わが国の場合、平均寿命が50 歳を超えたのは第二次大戦終了後のことであるから、1950年ごろは55 歳以上は高齢者とみなされていたといってよいであろう。しかし、いずれにしてもこれは社会的な年齢意識、社会的な高齢者観であって、個々人の意識はこれと同じではない。興味深いことに、高齢期はいくつから始まると思いますかという調査をすると、40代の人は65歳からと答えるが、50代の人になると70歳くらいから、60代になると80歳くらいからというように、だんだん高齢期が始まる年齢が高くなっていく。

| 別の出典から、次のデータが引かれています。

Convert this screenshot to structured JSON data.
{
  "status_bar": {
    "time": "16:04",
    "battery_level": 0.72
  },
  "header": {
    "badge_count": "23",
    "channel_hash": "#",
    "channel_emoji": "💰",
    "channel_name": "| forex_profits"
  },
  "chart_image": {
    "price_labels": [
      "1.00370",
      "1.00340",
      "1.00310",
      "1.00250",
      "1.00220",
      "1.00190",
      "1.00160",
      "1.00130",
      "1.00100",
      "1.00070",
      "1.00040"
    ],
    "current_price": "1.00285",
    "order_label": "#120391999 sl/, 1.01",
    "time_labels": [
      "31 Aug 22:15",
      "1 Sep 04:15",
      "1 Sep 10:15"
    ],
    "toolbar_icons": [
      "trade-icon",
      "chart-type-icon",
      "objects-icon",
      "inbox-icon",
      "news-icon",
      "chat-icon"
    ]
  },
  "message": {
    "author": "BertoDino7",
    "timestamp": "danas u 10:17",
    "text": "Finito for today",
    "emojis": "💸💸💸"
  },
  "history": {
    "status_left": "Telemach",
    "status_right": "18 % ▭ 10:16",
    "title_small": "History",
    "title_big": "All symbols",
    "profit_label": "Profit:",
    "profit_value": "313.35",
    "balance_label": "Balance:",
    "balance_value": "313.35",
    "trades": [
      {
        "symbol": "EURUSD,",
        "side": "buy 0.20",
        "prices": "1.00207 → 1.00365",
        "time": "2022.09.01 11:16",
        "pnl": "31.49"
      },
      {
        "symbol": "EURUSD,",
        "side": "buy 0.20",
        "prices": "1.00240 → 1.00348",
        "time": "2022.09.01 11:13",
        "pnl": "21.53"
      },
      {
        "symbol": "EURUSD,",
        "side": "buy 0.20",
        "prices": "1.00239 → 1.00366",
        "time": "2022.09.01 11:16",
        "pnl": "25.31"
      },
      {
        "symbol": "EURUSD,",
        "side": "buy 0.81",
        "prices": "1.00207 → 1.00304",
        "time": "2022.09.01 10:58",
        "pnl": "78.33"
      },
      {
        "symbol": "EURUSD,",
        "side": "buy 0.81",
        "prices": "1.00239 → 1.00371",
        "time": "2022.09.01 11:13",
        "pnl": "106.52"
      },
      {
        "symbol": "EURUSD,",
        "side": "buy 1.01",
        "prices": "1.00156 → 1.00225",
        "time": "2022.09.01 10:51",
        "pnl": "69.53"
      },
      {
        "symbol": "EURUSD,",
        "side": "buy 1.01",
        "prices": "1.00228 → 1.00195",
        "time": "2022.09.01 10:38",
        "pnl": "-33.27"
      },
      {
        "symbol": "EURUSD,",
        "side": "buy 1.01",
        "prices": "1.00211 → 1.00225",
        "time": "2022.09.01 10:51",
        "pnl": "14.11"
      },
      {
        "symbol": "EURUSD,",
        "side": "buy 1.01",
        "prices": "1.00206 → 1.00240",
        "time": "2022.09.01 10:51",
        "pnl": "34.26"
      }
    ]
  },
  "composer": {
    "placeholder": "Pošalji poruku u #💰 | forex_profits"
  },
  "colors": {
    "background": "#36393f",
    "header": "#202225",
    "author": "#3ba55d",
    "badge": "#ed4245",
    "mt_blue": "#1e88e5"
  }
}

これは自分を高齢期に位置づけることを心理的に避けようとしているからであろう。老いをネガティブに、マイナスのイメージでとらえているからであろう。自分が持っていたもの、大事にしていたものを失うときが高齢期の始まりだという考えかただといってよい。

はたしてこのような老後観でよいのだろうか。確かに、ある年齢に達すると地位やそれにともなう権力から離れなければならない。容貌も年齢とともに衰えていく。体力も衰えていく。子どもは独立して離れていく。所有していたもの、というより、所有していたと思っていたものはしだいに失われていく。所有に執着するかぎり、このことは寂しいことであろう。だからこのような時期がくるのは、なるべく遅いほうがよいと考えるのであろう。あるいは、自分を基準として、そのような時期がくるのはまだずっと先のことだと考えるのであろう。

しかし、これは個人だけの問題ではない。社会の文化の問題でもある。「持つ」ことに価値を置く文化の問題である。もし、一人ひとりが持っているものではなく、一人ひとりのなかに「ある」ものに価値をみいだす文化であれば、ある年齢を境にして何かが失われることを恐れる必要はない。持っていた何かは失われても、自分のなかに「ある」ものは失われないからである。

高齢社会における教育の重要な課題は、ある年齢を境にして失われない「ある」ものを、若いうちにつくっておくことであろう。これまでの教育は第一の人生に役にたつことを目標にした「持つ」ための教育であったが、これからの教育は第二の人生における生きがいにつながる体験を子ども時代にすることができるようにすることを目標にする「ある」ための教育でなければならない。